Cholera outbreaks dramatically decline in Yemen following new DFID prediction method
Experts from the UK Department for International Development (DFID) are working alongside Met Office, NASA and scientists from the US to accurately predict the spread of cholera in Yemen.
By utilising data from NASA scientists have been able to develop a model that predicts where cholera is most at risk of spreading with 92% accuracy in Yemen. UK aid is utilising these findings and predictions alongside the Met Office to give aid workers on the ground in Yemen information to respond to outbreaks quicker and more effectively than ever before.
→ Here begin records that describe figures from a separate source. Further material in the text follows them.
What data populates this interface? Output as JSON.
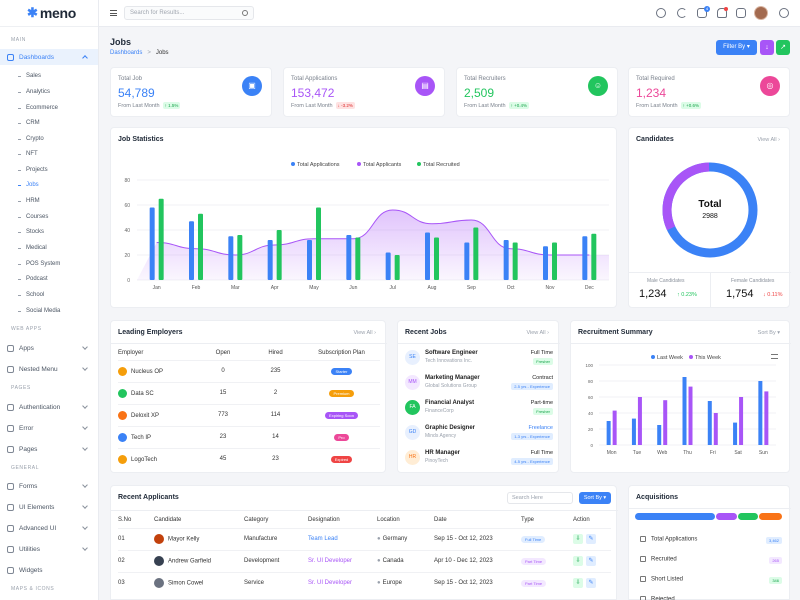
{
  "app": {
    "logo": "meno"
  },
  "sidebar": {
    "sections": {
      "main": "MAIN",
      "web_apps": "WEB APPS",
      "pages": "PAGES",
      "general": "GENERAL",
      "maps": "MAPS & ICONS"
    },
    "dashboards": "Dashboards",
    "sub": [
      "Sales",
      "Analytics",
      "Ecommerce",
      "CRM",
      "Crypto",
      "NFT",
      "Projects",
      "Jobs",
      "HRM",
      "Courses",
      "Stocks",
      "Medical",
      "POS System",
      "Podcast",
      "School",
      "Social Media"
    ],
    "apps": "Apps",
    "nested": "Nested Menu",
    "auth": "Authentication",
    "error": "Error",
    "pages": "Pages",
    "forms": "Forms",
    "ui_elements": "UI Elements",
    "advanced_ui": "Advanced UI",
    "utilities": "Utilities",
    "widgets": "Widgets"
  },
  "header": {
    "search_placeholder": "Search for Results...",
    "cart_badge": "4"
  },
  "page": {
    "title": "Jobs",
    "crumb_home": "Dashboards",
    "crumb_sep": ">",
    "crumb_current": "Jobs",
    "filter": "Filter By"
  },
  "stats": [
    {
      "label": "Total Job",
      "value": "54,789",
      "foot": "From Last Month",
      "change": "↑ 1.5%",
      "color": "#3b82f6",
      "icon": "briefcase-icon"
    },
    {
      "label": "Total Applications",
      "value": "153,472",
      "foot": "From Last Month",
      "change": "↓ -3.2%",
      "color": "#a855f7",
      "icon": "document-icon"
    },
    {
      "label": "Total Recruiters",
      "value": "2,509",
      "foot": "From Last Month",
      "change": "↑ +0.4%",
      "color": "#22c55e",
      "icon": "user-icon"
    },
    {
      "label": "Total Required",
      "value": "1,234",
      "foot": "From Last Month",
      "change": "↑ +0.6%",
      "color": "#ec4899",
      "icon": "target-icon"
    }
  ],
  "job_stats": {
    "title": "Job Statistics",
    "chart_data": {
      "type": "bar",
      "categories": [
        "Jan",
        "Feb",
        "Mar",
        "Apr",
        "May",
        "Jun",
        "Jul",
        "Aug",
        "Sep",
        "Oct",
        "Nov",
        "Dec"
      ],
      "ylim": [
        0,
        80
      ],
      "yticks": [
        "0",
        "20",
        "40",
        "60",
        "80"
      ],
      "series": [
        {
          "name": "Total Applications",
          "color": "#3b82f6",
          "values": [
            58,
            47,
            35,
            32,
            32,
            36,
            22,
            38,
            30,
            32,
            27,
            35
          ]
        },
        {
          "name": "Total Applicants",
          "color": "#a855f7",
          "values": [
            30,
            25,
            20,
            28,
            33,
            33,
            56,
            45,
            48,
            25,
            20,
            20
          ]
        },
        {
          "name": "Total Recruited",
          "color": "#22c55e",
          "values": [
            65,
            53,
            36,
            40,
            58,
            34,
            20,
            34,
            42,
            30,
            30,
            37
          ]
        }
      ]
    }
  },
  "candidates": {
    "title": "Candidates",
    "view_all": "View All",
    "total_label": "Total",
    "total": "2988",
    "male_label": "Male Candidates",
    "male": "1,234",
    "male_change": "↑ 0.23%",
    "female_label": "Female Candidates",
    "female": "1,754",
    "female_change": "↓ 0.11%"
  },
  "employers": {
    "title": "Leading Employers",
    "view_all": "View All",
    "headers": [
      "Employer",
      "Open",
      "Hired",
      "Subscription Plan"
    ],
    "rows": [
      {
        "name": "Nucleus OP",
        "open": "0",
        "hired": "235",
        "plan": "Starter",
        "color": "#3b82f6",
        "logo": "#f59e0b"
      },
      {
        "name": "Data SC",
        "open": "15",
        "hired": "2",
        "plan": "Premium",
        "color": "#f59e0b",
        "logo": "#22c55e"
      },
      {
        "name": "Deloxit XP",
        "open": "773",
        "hired": "114",
        "plan": "Expiring Soon",
        "color": "#a855f7",
        "logo": "#f97316"
      },
      {
        "name": "Tech IP",
        "open": "23",
        "hired": "14",
        "plan": "Pro",
        "color": "#ec4899",
        "logo": "#3b82f6"
      },
      {
        "name": "LogoTech",
        "open": "45",
        "hired": "23",
        "plan": "Expired",
        "color": "#ef4444",
        "logo": "#f59e0b"
      }
    ]
  },
  "recent_jobs": {
    "title": "Recent Jobs",
    "view_all": "View All",
    "items": [
      {
        "initials": "SE",
        "title": "Software Engineer",
        "company": "Tech Innovations Inc.",
        "type": "Full Time",
        "tag": "Fresher",
        "bg": "#e8f0fe",
        "fg": "#3b82f6",
        "tag_bg": "#dcfce7",
        "tag_fg": "#16a34a"
      },
      {
        "initials": "MM",
        "title": "Marketing Manager",
        "company": "Global Solutions Group",
        "type": "Contract",
        "tag": "2-5 yrs - Experience",
        "bg": "#f3e8ff",
        "fg": "#a855f7",
        "tag_bg": "#e0edff",
        "tag_fg": "#3b82f6"
      },
      {
        "initials": "FA",
        "title": "Financial Analyst",
        "company": "FinanceCorp",
        "type": "Part-time",
        "tag": "Fresher",
        "bg": "#22c55e",
        "fg": "#ffffff",
        "tag_bg": "#dcfce7",
        "tag_fg": "#16a34a"
      },
      {
        "initials": "GD",
        "title": "Graphic Designer",
        "company": "Minds Agency",
        "type": "Freelance",
        "tag": "1-3 yrs - Experience",
        "bg": "#e8f0fe",
        "fg": "#3b82f6",
        "tag_bg": "#e0edff",
        "tag_fg": "#3b82f6"
      },
      {
        "initials": "HR",
        "title": "HR Manager",
        "company": "PinoyTech",
        "type": "Full Time",
        "tag": "4-5 yrs - Experience",
        "bg": "#ffedd5",
        "fg": "#f97316",
        "tag_bg": "#e0edff",
        "tag_fg": "#3b82f6"
      }
    ]
  },
  "recruitment": {
    "title": "Recruitment Summary",
    "sort": "Sort By",
    "chart_data": {
      "type": "bar",
      "categories": [
        "Mon",
        "Tue",
        "Web",
        "Thu",
        "Fri",
        "Sat",
        "Sun"
      ],
      "ylim": [
        0,
        100
      ],
      "yticks": [
        "0",
        "20",
        "40",
        "60",
        "80",
        "100"
      ],
      "series": [
        {
          "name": "Last Week",
          "color": "#3b82f6",
          "values": [
            30,
            33,
            25,
            85,
            55,
            28,
            80
          ]
        },
        {
          "name": "This Week",
          "color": "#a855f7",
          "values": [
            43,
            60,
            56,
            73,
            40,
            60,
            67
          ]
        }
      ]
    }
  },
  "applicants": {
    "title": "Recent Applicants",
    "search_placeholder": "Search Here",
    "sort": "Sort By",
    "headers": [
      "S.No",
      "Candidate",
      "Category",
      "Designation",
      "Location",
      "Date",
      "Type",
      "Action"
    ],
    "rows": [
      {
        "no": "01",
        "name": "Mayor Kelly",
        "category": "Manufacture",
        "designation": "Team Lead",
        "location": "Germany",
        "date": "Sep 15 - Oct 12, 2023",
        "type": "Full Time",
        "desig_color": "#3b82f6",
        "type_bg": "#e0edff",
        "type_fg": "#3b82f6",
        "avatar": "#c2410c"
      },
      {
        "no": "02",
        "name": "Andrew Garfield",
        "category": "Development",
        "designation": "Sr. UI Developer",
        "location": "Canada",
        "date": "Apr 10 - Dec 12, 2023",
        "type": "Part Time",
        "desig_color": "#a855f7",
        "type_bg": "#f3e8ff",
        "type_fg": "#a855f7",
        "avatar": "#374151"
      },
      {
        "no": "03",
        "name": "Simon Cowel",
        "category": "Service",
        "designation": "Sr. UI Developer",
        "location": "Europe",
        "date": "Sep 15 - Oct 12, 2023",
        "type": "Part Time",
        "desig_color": "#a855f7",
        "type_bg": "#f3e8ff",
        "type_fg": "#a855f7",
        "avatar": "#6b7280"
      }
    ]
  },
  "acquisitions": {
    "title": "Acquisitions",
    "items": [
      {
        "label": "Total Applications",
        "badge": "3,462",
        "bg": "#e0edff",
        "fg": "#3b82f6"
      },
      {
        "label": "Recruited",
        "badge": "265",
        "bg": "#f3e8ff",
        "fg": "#a855f7"
      },
      {
        "label": "Short Listed",
        "badge": "346",
        "bg": "#dcfce7",
        "fg": "#16a34a"
      },
      {
        "label": "Rejected",
        "badge": "",
        "bg": "#fee2e2",
        "fg": "#ef4444"
      }
    ],
    "bar": [
      {
        "color": "#3b82f6",
        "share": 55
      },
      {
        "color": "#a855f7",
        "share": 15
      },
      {
        "color": "#22c55e",
        "share": 14
      },
      {
        "color": "#f97316",
        "share": 16
      }
    ]
  }
}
Charlotte Watts, Chief Scientist Professor, Department for International Development said:
"By connecting science and international expertise with the humanitarian response on the ground, we have for the very first time used sophisticated predictions of where the risk of cholera is highest to help aid workers save lives and prevent needless suffering for thousands of Yemenis before it’s too late."
The Met Office is able to model where rain has fallen and where it will fall, using this tailored guidance can be given to DFID and humanitarian agencies to inform their actions.
The modelling was first used in March 2018 following a catastrophic cholera outbreak in 2017, with over 1 million cases.
So far this year there has not been a significant outbreak, with the number of suspected cases significantly lower than last year. In the last week of June 2018 there were 2,597 suspected cases and three deaths, compared to 50,825 suspected cases and 179 deaths at the same time in 2017.
Similarly, despite the risk of cholera in Ibb being as high in 2018 as it was in 2017, there were 672 suspected cases in July 2018 compared to 13,659 in July 2017.
Meritxell Relaño, Yemen Representative, UNICEF commented on the importance of the new methods:
"The information on rainfall assessments supports the early warning on high risk areas for cholera outbreak. This enables UNICEF and partners to refine and focus our efforts on preparedness and timely response to cholera which has affected the lives of many children in Yemen."
In addition to predicting where cholera will strike DFID are supporting UNICEF to deliver vital support to the areas most at risk including: promoting good hygiene; stock-piling hygiene kits; providing cholera treatment kits; and providing medical equipment.